5: No soil at all 4: Slightly soiled, but no actual damage 3: Slightly soiled, there is concern about the actual harm 2: There is a soil dirt, there is an actual harm 1: Many soil dirt, the actual harm Yes <Press life>
The number of prints on which 50% halftone dots were not reproduced was evaluated visually.

  The larger the number, the higher the printing durability and the better.

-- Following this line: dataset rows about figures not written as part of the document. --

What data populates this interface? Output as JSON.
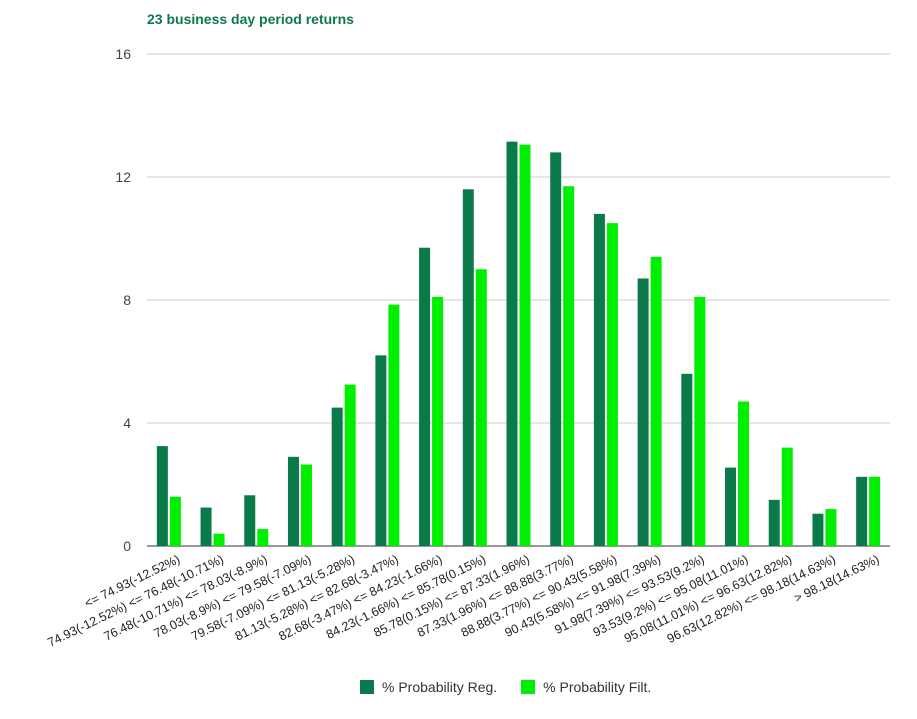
{
  "chart_data": {
    "type": "bar",
    "title": "23 business day period returns",
    "xlabel": "",
    "ylabel": "",
    "ylim": [
      0,
      16
    ],
    "yticks": [
      0,
      4,
      8,
      12,
      16
    ],
    "grid": true,
    "legend_position": "bottom",
    "categories": [
      "<= 74.93(-12.52%)",
      "74.93(-12.52%) <= 76.48(-10.71%)",
      "76.48(-10.71%) <= 78.03(-8.9%)",
      "78.03(-8.9%) <= 79.58(-7.09%)",
      "79.58(-7.09%) <= 81.13(-5.28%)",
      "81.13(-5.28%) <= 82.68(-3.47%)",
      "82.68(-3.47%) <= 84.23(-1.66%)",
      "84.23(-1.66%) <= 85.78(0.15%)",
      "85.78(0.15%) <= 87.33(1.96%)",
      "87.33(1.96%) <= 88.88(3.77%)",
      "88.88(3.77%) <= 90.43(5.58%)",
      "90.43(5.58%) <= 91.98(7.39%)",
      "91.98(7.39%) <= 93.53(9.2%)",
      "93.53(9.2%) <= 95.08(11.01%)",
      "95.08(11.01%) <= 96.63(12.82%)",
      "96.63(12.82%) <= 98.18(14.63%)",
      "> 98.18(14.63%)"
    ],
    "series": [
      {
        "name": "% Probability Reg.",
        "color": "#0b7a4a",
        "values": [
          3.25,
          1.25,
          1.65,
          2.9,
          4.5,
          6.2,
          9.7,
          11.6,
          13.15,
          12.8,
          10.8,
          8.7,
          5.6,
          2.55,
          1.5,
          1.05,
          2.25
        ]
      },
      {
        "name": "% Probability Filt.",
        "color": "#00ee00",
        "values": [
          1.6,
          0.4,
          0.55,
          2.65,
          5.25,
          7.85,
          8.1,
          9.0,
          13.05,
          11.7,
          10.5,
          9.4,
          8.1,
          4.7,
          3.2,
          1.2,
          2.25
        ]
      }
    ]
  }
}
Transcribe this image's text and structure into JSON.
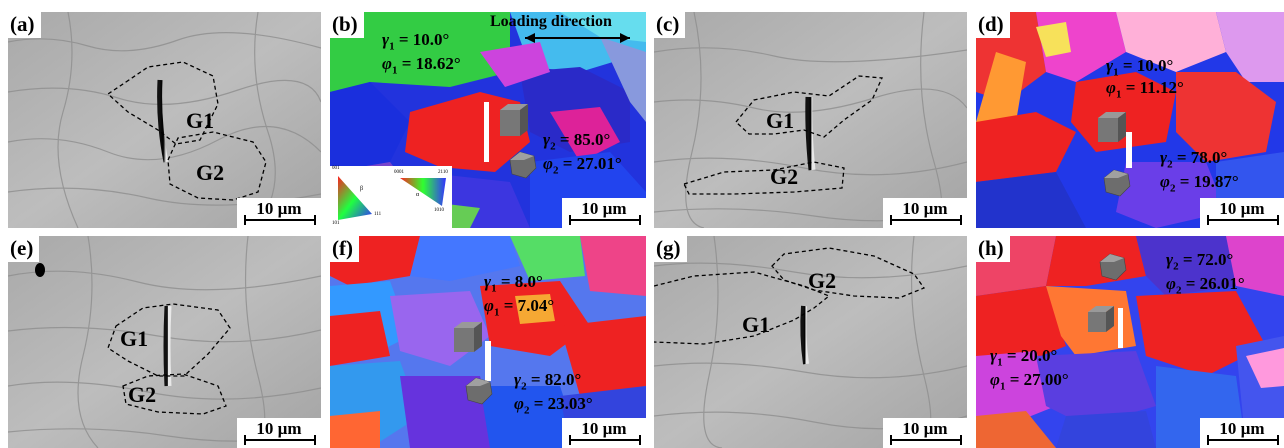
{
  "scale_label": "10 µm",
  "loading_direction": "Loading direction",
  "panels": {
    "a": {
      "tag": "(a)",
      "g1": "G1",
      "g2": "G2"
    },
    "b": {
      "tag": "(b)",
      "gamma_sym": "γ",
      "phi_sym": "φ",
      "n1": "1",
      "n2": "2",
      "gamma1_val": " = 10.0°",
      "phi1_val": " = 18.62°",
      "gamma2_val": " = 85.0°",
      "phi2_val": " = 27.01°",
      "key_labels": [
        "001",
        "β",
        "111",
        "101",
        "0001",
        "α",
        "1010",
        "2110"
      ]
    },
    "c": {
      "tag": "(c)",
      "g1": "G1",
      "g2": "G2"
    },
    "d": {
      "tag": "(d)",
      "gamma_sym": "γ",
      "phi_sym": "φ",
      "n1": "1",
      "n2": "2",
      "gamma1_val": " = 10.0°",
      "phi1_val": " = 11.12°",
      "gamma2_val": " = 78.0°",
      "phi2_val": " = 19.87°"
    },
    "e": {
      "tag": "(e)",
      "g1": "G1",
      "g2": "G2"
    },
    "f": {
      "tag": "(f)",
      "gamma_sym": "γ",
      "phi_sym": "φ",
      "n1": "1",
      "n2": "2",
      "gamma1_val": " = 8.0°",
      "phi1_val": " = 7.04°",
      "gamma2_val": " = 82.0°",
      "phi2_val": " = 23.03°"
    },
    "g": {
      "tag": "(g)",
      "g1": "G1",
      "g2": "G2"
    },
    "h": {
      "tag": "(h)",
      "gamma_sym": "γ",
      "phi_sym": "φ",
      "n1": "1",
      "n2": "2",
      "gamma1_val": " = 20.0°",
      "phi1_val": " = 27.00°",
      "gamma2_val": " = 72.0°",
      "phi2_val": " = 26.01°"
    }
  }
}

  Table 3 shows the evaluation results.

  From the table, it is understood that if the conditions of the present invention are satisfied, a lithographic printing plate material having good coating properties and good performance can be obtained.

Claims (4)

A lithographic printing plate material comprising a support and a hydrophilic layer containing magnetic metal particles in order and an image forming layer in order is coated with an excess amount of hydrophilic layer coating solution on a belt-like support that is continuously conveyed. In the method for producing a lithographic printing plate material, the surface material of the bar is a non-magnetic material in the method for producing a lithographic printing plate material, in which the excess hydrophilic layer coating solution is scraped off and applied using a bar. A method for producing a plate material. 2. The method for producing a lithographic printing plate material according to claim 1, wherein the surface material is titanium or DLC (diamond-like carbon). A lithographic printing plate material produced by the method of producing a lithographic printing plate material according to claim 1 or 2. A lithographic printing plate material according to claim 3, wherein the lithographic printing plate material is subjected to laser exposure based on image information and subjected to on-press development processing for printing.